Saturday, May 23, 2020

Top Ten Dangers Hiking Across the Wild Yukon


Top Ten Dangers Hiking Across the Wild Yukon
After two weeks hauling my canoe up a really wild trib alone with the dogs, it suddenly hit me like a wave. I still had so far to go and my food would probably run out toward the end, but I didn’t turn back. I figured I could squeak through somehow, making it on fumes and muscle mass if need be. I had never read anything about anyone hiking through this region before, across the Olgilive Range from the Yukon River in Alaska to the Dempster Highway in Canada, and I was starting to doubt myself. I was living on the edge really, or so it felt, a true frontier, maybe one of the last in the world. I was scared, but the vastness, primitiveness, and uncertainty of what lay ahead made me feel alive. Sometimes, the moose would just stop and stare at me because they had never seen a person before.

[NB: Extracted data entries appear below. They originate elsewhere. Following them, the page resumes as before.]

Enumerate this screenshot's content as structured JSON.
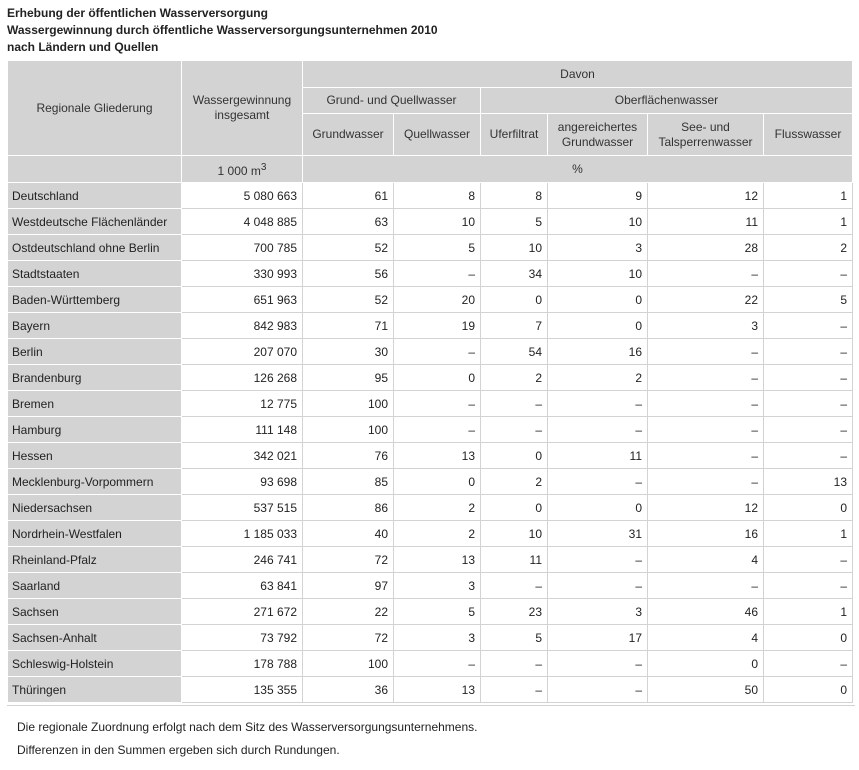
{
  "title": {
    "line1": "Erhebung der öffentlichen Wasserversorgung",
    "line2": "Wassergewinnung durch öffentliche Wasserversorgungsunternehmen 2010",
    "line3": "nach Ländern und Quellen"
  },
  "header": {
    "regional": "Regionale Gliederung",
    "total": "Wassergewinnung insgesamt",
    "davon": "Davon",
    "grund_group": "Grund- und Quellwasser",
    "ober_group": "Oberflächenwasser",
    "cols": [
      "Grundwasser",
      "Quellwasser",
      "Uferfiltrat",
      "angereichertes Grundwasser",
      "See- und Talsperrenwasser",
      "Flusswasser"
    ],
    "unit_total": "1 000 m",
    "unit_total_sup": "3",
    "unit_pct": "%"
  },
  "rows": [
    [
      "Deutschland",
      "5 080 663",
      "61",
      "8",
      "8",
      "9",
      "12",
      "1"
    ],
    [
      "Westdeutsche Flächenländer",
      "4 048 885",
      "63",
      "10",
      "5",
      "10",
      "11",
      "1"
    ],
    [
      "Ostdeutschland ohne Berlin",
      "700 785",
      "52",
      "5",
      "10",
      "3",
      "28",
      "2"
    ],
    [
      "Stadtstaaten",
      "330 993",
      "56",
      "–",
      "34",
      "10",
      "–",
      "–"
    ],
    [
      "Baden-Württemberg",
      "651 963",
      "52",
      "20",
      "0",
      "0",
      "22",
      "5"
    ],
    [
      "Bayern",
      "842 983",
      "71",
      "19",
      "7",
      "0",
      "3",
      "–"
    ],
    [
      "Berlin",
      "207 070",
      "30",
      "–",
      "54",
      "16",
      "–",
      "–"
    ],
    [
      "Brandenburg",
      "126 268",
      "95",
      "0",
      "2",
      "2",
      "–",
      "–"
    ],
    [
      "Bremen",
      "12 775",
      "100",
      "–",
      "–",
      "–",
      "–",
      "–"
    ],
    [
      "Hamburg",
      "111 148",
      "100",
      "–",
      "–",
      "–",
      "–",
      "–"
    ],
    [
      "Hessen",
      "342 021",
      "76",
      "13",
      "0",
      "11",
      "–",
      "–"
    ],
    [
      "Mecklenburg-Vorpommern",
      "93 698",
      "85",
      "0",
      "2",
      "–",
      "–",
      "13"
    ],
    [
      "Niedersachsen",
      "537 515",
      "86",
      "2",
      "0",
      "0",
      "12",
      "0"
    ],
    [
      "Nordrhein-Westfalen",
      "1 185 033",
      "40",
      "2",
      "10",
      "31",
      "16",
      "1"
    ],
    [
      "Rheinland-Pfalz",
      "246 741",
      "72",
      "13",
      "11",
      "–",
      "4",
      "–"
    ],
    [
      "Saarland",
      "63 841",
      "97",
      "3",
      "–",
      "–",
      "–",
      "–"
    ],
    [
      "Sachsen",
      "271 672",
      "22",
      "5",
      "23",
      "3",
      "46",
      "1"
    ],
    [
      "Sachsen-Anhalt",
      "73 792",
      "72",
      "3",
      "5",
      "17",
      "4",
      "0"
    ],
    [
      "Schleswig-Holstein",
      "178 788",
      "100",
      "–",
      "–",
      "–",
      "0",
      "–"
    ],
    [
      "Thüringen",
      "135 355",
      "36",
      "13",
      "–",
      "–",
      "50",
      "0"
    ]
  ],
  "notes": [
    "Die regionale Zuordnung erfolgt nach dem Sitz des Wasserversorgungsunternehmens.",
    "Differenzen in den Summen ergeben sich durch Rundungen."
  ]
}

     I wanted to keep my canoe as long as I could, towing it behind me full of supplies. Once I started hiking I’d have to move faster or risk starving. To me the canoe represented security in wilderness travel and by leaving it at the headwaters I’d be taking myself into another realm of survival, a much harder one, but an even wilder one that stirred my mind rapturously. I wouldn’t have the canoe for an easy exit from the wilderness if I needed to get out in a hurry if I got hurt or needed to get more food. I had a small 410 shotgun though, which I could break down and keep in my pack or carry in my hand. It was the size of a B B gun, and light, almost the perfect wilderness gun except that it wasn’t very powerful. I could get food with it by using a shell or a slug, but it wouldn’t save me from a charging bear, though it could scare one like it had done two years ago on my first attempt of three to cross the Olgilives. Fortunately, a bear preying on a human was very rare and a charge usually a bluff; a test of one’s ability to remain calm under pressure. Tense up and a bear will zero in on that like a son of a bitch and become more likely to attack.
     In general, a bear encounter probably wasn’t even in my top ten things to worry about out here. Starving was number one hands down, being I had so much ground to cover and needed a lot of calories to do it. The dogs getting hurt was number two, since they were not expendable. What trouble they had, I had. If they went hungry, I went hungrier. They’d attack a porcupine in an instant if I wasn’t watching and could easily die from infection, and there were a lot of big porcupines in Alaska and the Yukon, like the size of a small hog.
     As long as I was on the river, one of us drowning was probably number three, because of the many logjams and cut banks the dogs or I could get hung up on. We had to maneuver past them all day long. Hell, even a foot of fast-flowing water could drown a person if he were pinned just right, so I had to be vigilant against that, for myself, but probably more so for the dogs.
     Eating something poisonous by mistake or getting ill was high on the list since I was consuming wild plants on a daily basis for extra calories, how little it may be. Falling down on a rock or off a cliff, especially later on when I’d be crossing the mountains was probably in the top five. Smash my skull or break a leg and the party was over, for me and the dogs. If I died they would die, linger around until they starved to death. Pure hunting dogs they may have been, but they were not wolves. They were not wild, and not capable of surviving out here indefinitely without me.
     Getting stomped by a moose was actually a bigger concern than getting mauled by a bear. A moose will stomp you till your dead, if he decides you’re worth stomping, but a grizzly will usually stop mauling you once you stop moving, so playing dead was actually the thing to do if a grizzly made contact. Hell, shooting myself with my own gun by mistake was probably a higher concern than getting killed by an actual bear.
     There were a lot of other smaller dangers too, like breaking a finger, banging a shin, stubbing a toe, sunburn, bug bites, dehydration, blisters, exhaustion, and so on, but those were not likely to cause death, just a big inconvenience, but I had to keep those at bay too since an accumulation of smaller problems could lead to a bigger one.
     Getting lost was a concern, but not as big of a problem as one might think. I usually knew where I needed to go. The problem was simply if I could get there before my food ran out. Actually, danger number one, the biggest threat of death if I included the drive up from Oregon would be dying in a car crash. A human body was not evolved to withstand those kinds of impacts. Life in a city or on our highways, in my opinion, was usually more dangerous than living in the wild, so if I truly wanted to increase my odds of living I should stay in the wild longer.